Steam Frame Terancam Makin Mahal Akibat Harga Chip Qualcomm Naik
Kenaikan harga chipset Qualcomm dikabarkan dapat membuat perangkat Steam Frame milik Valve menghadapi masalah harga sebelum resmi dirilis.
Bagi gamer, harga sering kali menjadi faktor yang menentukan berhasil atau tidaknya sebuah perangkat gaming baru membujuk mereka untuk membuka dompet. Spesifikasi tinggi memang bisa menjadi magnet yang kuat, tetapi ketika harganya semakin tak terjangkau karena biaya produksinya terus meningkat, tidak sedikit produk yang akhirnya kehilangan daya saing bahkan sebelum sempat menyentuh tangan konsumen.
Masalah inilah yang kini membayangi Valve. Setelah bertahun-tahun perusahaan itu mengembangkan perangkat Steam Frame, kini proyek tersebut kembali diterpa kabar kurang menggembirakan. Bukan karena masalah pengembangan, melainkan akibat kenaikan harga komponen yang mulai melanda industri semikonduktor.

Laporan terbaru Bloomberg menyebut Qualcomm bersiap menaikkan harga chipset buatannya dalam beberapa bulan ke depan. Kenaikan ini dipicu oleh meningkatnya biaya produksi serta harga komponen penting seperti memori, mengikuti tren yang juga mulai dirasakan oleh produsen chip lainnya.
Bagi Valve, situasi tersebut berpotensi menjadi tantangan baru yang mengkhawatirkan, pasalnya Steam Frame disebut akan mengandalkan platform berbasis Qualcomm untuk menghadirkan pengalaman komputasi ringan dengan efisiensi daya tinggi.
Jika rumor tersebut benar, Valve berada di posisi yang tidak mudah. Perusahaan itu bisa saja menyerap kenaikan biaya produksi agar harga jual perangkat VR itu tetap kompetitif, tetapi langkah tersebut tentu akan memangkas margin keuntungannya. Sebaliknya, jika kenaikan biaya langsung dibebankan kepada konsumen, perangkat yang bahkan belum diumumkan secara resmi itu berisiko masuk ke pasar dengan harga yang jauh lebih tinggi dari perkiraan awal.

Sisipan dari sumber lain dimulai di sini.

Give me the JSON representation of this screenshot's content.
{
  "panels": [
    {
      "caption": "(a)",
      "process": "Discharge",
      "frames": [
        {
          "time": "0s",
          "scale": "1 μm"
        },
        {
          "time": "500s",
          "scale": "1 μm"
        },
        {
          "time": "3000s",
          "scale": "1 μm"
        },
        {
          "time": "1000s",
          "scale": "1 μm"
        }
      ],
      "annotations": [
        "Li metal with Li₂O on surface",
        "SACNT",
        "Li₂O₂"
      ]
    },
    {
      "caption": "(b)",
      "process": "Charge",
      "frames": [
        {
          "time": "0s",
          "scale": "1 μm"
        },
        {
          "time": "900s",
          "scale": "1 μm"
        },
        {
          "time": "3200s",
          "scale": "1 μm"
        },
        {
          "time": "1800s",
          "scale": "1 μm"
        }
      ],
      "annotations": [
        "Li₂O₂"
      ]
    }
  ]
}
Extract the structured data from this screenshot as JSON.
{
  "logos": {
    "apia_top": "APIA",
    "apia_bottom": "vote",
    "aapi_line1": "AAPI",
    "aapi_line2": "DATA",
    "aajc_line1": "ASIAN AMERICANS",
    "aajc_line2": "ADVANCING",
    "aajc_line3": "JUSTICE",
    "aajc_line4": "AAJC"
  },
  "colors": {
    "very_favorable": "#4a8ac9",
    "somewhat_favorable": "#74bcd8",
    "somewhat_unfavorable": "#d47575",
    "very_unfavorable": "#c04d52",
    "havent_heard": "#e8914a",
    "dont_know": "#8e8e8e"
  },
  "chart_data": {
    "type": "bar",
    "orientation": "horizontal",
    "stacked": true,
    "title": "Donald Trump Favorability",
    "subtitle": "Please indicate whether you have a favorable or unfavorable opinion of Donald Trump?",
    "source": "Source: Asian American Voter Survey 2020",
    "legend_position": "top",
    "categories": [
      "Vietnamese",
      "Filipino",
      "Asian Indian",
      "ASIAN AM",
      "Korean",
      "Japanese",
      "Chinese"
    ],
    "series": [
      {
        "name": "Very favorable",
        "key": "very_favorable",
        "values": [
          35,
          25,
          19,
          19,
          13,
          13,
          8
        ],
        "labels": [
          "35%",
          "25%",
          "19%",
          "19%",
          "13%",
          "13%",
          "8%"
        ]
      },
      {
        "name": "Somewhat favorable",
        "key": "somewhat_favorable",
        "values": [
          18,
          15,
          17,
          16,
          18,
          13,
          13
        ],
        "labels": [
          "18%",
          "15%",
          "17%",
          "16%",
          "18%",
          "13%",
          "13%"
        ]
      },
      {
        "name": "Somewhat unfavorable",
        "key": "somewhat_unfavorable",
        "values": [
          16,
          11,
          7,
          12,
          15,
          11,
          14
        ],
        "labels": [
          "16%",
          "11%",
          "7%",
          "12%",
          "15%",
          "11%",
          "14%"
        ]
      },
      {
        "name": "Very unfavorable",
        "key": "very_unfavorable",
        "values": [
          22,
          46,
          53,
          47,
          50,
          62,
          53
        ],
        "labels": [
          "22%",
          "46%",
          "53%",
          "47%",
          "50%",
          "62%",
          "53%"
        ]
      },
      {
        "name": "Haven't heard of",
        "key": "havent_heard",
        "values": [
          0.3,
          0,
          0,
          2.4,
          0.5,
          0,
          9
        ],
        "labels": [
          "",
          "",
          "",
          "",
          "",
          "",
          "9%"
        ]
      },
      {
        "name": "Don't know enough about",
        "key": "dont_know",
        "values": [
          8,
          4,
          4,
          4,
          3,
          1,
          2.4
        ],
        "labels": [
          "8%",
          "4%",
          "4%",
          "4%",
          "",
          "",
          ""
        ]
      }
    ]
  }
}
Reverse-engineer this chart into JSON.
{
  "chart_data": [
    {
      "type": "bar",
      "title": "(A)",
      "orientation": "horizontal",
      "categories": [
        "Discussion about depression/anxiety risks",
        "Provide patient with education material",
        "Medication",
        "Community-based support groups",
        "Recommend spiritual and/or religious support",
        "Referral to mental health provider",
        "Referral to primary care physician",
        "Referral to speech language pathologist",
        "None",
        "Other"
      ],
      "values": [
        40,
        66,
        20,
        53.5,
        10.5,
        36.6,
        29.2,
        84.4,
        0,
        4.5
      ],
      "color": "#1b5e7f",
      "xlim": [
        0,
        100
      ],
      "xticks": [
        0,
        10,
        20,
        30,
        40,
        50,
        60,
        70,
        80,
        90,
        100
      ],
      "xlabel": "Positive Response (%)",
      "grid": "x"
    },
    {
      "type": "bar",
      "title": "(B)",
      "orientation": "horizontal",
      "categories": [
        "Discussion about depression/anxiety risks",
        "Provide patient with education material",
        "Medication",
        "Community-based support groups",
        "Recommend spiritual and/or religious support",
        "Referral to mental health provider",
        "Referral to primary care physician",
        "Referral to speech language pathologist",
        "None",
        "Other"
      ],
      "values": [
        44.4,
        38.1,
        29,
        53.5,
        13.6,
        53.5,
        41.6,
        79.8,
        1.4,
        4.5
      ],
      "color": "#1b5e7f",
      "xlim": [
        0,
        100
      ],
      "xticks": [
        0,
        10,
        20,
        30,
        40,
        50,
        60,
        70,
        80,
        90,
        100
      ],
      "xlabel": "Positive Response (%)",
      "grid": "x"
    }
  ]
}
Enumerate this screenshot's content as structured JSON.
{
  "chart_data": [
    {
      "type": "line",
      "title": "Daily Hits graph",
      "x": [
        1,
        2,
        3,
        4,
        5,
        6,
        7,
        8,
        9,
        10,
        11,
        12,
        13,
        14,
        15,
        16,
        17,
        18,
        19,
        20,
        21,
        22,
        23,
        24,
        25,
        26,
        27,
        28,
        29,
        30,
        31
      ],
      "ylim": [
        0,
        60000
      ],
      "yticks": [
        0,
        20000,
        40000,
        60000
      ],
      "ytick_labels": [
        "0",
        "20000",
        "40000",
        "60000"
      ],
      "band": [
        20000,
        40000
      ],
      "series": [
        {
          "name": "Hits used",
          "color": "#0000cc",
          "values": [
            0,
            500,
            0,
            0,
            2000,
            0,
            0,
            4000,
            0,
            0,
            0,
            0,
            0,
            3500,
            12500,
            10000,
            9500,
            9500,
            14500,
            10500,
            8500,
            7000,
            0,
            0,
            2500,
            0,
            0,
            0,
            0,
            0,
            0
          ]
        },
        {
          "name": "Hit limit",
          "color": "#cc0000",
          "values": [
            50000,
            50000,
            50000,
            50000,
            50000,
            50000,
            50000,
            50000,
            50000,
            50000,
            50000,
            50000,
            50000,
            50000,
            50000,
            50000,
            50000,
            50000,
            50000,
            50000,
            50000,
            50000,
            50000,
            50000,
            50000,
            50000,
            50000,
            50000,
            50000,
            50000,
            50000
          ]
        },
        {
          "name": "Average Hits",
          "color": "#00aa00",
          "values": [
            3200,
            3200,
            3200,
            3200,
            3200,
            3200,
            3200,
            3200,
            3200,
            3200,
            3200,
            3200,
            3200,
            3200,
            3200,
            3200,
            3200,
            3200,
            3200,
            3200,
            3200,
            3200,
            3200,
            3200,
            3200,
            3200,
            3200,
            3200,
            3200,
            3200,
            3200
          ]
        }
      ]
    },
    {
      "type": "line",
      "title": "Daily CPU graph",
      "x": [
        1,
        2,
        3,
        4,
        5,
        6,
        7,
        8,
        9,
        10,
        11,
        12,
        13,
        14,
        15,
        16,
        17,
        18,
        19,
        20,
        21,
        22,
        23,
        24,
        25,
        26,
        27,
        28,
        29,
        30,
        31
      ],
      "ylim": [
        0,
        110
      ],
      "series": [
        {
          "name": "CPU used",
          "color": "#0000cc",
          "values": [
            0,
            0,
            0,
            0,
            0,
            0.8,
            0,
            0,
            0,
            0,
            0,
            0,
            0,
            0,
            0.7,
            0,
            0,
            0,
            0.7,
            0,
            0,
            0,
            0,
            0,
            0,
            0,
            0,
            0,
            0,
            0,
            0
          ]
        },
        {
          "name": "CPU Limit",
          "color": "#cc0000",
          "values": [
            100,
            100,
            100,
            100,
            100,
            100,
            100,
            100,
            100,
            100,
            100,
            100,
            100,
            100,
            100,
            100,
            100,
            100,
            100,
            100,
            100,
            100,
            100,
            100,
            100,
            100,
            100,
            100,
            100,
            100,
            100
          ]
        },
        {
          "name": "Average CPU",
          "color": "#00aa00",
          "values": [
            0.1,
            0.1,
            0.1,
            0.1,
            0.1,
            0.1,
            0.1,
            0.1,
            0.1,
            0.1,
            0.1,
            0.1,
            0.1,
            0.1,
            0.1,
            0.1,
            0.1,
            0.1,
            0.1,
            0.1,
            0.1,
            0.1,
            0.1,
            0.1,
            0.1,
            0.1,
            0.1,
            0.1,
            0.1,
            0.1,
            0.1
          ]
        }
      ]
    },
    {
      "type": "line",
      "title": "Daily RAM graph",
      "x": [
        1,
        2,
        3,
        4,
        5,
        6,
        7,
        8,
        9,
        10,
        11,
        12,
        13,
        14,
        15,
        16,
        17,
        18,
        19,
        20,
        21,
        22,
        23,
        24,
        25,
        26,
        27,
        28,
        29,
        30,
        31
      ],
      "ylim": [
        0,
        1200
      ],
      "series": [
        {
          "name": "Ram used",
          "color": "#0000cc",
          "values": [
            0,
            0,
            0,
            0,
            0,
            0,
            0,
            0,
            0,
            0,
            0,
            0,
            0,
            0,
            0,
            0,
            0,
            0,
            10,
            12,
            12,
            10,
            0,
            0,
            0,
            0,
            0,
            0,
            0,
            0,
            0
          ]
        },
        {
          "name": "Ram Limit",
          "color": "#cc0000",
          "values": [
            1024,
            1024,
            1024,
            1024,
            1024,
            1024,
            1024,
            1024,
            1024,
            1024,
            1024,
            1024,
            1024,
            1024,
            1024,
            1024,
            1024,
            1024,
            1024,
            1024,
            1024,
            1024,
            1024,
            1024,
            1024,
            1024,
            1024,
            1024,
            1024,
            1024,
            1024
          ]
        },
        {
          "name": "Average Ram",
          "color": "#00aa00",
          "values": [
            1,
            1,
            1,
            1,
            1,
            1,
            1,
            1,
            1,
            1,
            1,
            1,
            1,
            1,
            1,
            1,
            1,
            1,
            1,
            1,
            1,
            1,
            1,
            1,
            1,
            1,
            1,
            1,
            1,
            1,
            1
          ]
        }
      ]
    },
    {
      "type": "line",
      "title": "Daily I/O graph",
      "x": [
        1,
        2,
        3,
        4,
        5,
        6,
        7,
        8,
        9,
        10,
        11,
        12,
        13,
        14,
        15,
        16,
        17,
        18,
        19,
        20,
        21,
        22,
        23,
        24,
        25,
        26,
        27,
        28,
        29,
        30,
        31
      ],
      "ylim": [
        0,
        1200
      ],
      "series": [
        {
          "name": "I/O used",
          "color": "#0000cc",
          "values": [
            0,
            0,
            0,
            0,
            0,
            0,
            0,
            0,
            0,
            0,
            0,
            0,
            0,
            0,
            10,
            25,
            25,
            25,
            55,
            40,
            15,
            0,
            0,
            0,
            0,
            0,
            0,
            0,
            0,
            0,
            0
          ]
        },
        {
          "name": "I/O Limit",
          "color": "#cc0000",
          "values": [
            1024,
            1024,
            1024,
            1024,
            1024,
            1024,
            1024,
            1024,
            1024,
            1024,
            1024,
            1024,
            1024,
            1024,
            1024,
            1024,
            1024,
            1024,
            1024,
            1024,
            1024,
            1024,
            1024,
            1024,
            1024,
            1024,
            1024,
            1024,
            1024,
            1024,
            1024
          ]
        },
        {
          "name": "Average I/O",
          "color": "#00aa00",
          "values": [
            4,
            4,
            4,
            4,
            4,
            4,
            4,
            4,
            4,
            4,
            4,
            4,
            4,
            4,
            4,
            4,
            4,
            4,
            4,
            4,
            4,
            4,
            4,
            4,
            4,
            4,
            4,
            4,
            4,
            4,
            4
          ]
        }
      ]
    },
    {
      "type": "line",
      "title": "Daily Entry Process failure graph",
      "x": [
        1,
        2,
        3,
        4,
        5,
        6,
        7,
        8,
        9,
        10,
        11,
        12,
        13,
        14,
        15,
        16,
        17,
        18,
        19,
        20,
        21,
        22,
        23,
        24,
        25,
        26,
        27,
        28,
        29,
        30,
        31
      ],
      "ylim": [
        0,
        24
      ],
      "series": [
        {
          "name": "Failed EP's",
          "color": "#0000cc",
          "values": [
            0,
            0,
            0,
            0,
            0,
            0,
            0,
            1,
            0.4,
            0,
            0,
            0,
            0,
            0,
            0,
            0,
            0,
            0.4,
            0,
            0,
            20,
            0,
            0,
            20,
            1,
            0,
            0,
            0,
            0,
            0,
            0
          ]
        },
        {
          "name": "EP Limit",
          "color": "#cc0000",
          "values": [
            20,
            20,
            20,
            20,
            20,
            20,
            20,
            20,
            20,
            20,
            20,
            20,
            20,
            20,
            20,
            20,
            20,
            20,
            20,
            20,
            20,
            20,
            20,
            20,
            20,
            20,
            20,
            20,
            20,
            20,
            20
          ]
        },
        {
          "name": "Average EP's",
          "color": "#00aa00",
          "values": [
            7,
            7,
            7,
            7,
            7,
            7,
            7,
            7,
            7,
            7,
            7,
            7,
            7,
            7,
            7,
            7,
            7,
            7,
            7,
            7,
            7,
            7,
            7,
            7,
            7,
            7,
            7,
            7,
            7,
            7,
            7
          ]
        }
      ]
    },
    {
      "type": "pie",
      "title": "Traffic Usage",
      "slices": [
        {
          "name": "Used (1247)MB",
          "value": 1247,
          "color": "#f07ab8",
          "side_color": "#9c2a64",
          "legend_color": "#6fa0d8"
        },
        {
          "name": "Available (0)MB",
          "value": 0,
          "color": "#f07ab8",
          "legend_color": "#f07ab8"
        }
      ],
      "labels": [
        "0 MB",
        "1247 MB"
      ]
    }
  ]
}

Bagi gamer, persoalan harga menjadi faktor yang sangat penting. Salah satu alasan Steam Deck berhasil menarik perhatian sejak peluncurannya adalah kombinasi antara performa dan harganya yang relatif terjangkau. Apabila Steam Frame nantinya hadir dengan banderol yang terlalu tinggi akibat kenaikan harga chipset, perangkat tersebut akan menghadapi persaingan yang lebih berat, terutama dari headset VR dan perangkat komputasi portabel lain yang juga terus berkembang.
Terlepas dari semua itu, kondisi ini juga memperlihatkan tantangan yang kini dihadapi hampir seluruh industri gaming hardware. Mulai dari GPU, memori, hingga chipset mobile, biaya produksi terus mengalami kenaikan seiring tingginya permintaan dari sektor AI dan pusat data.
Artinya, Valve bukan satu-satunya perusahaan yang harus memikirkan ulang strategi harga produknya. Namun bagi perangkat baru seperti Steam Frame, yang belum memiliki posisi kuat di pasar, tekanan tersebut bisa terasa jauh lebih besar dibanding produk yang sudah mapan.
Tentu saja, hingga saat ini Valve masih belum mengumumkan Steam Frame secara resmi sehingga seluruh informasi mengenai spesifikasi maupun jadwal peluncurannya masih sebatas rumor. Tidak menutup kemungkinan pula Valve akan terpaksa untuk menundanya, hingga kondisi harga chipset menjadi stabil.
Bagaimana menurut Anda? Jika Steam Frame tetap meluncur dengan harga lebih mahal dari perkiraan, apakah perangkat ini masih cukup menarik untuk dipertimbangkan?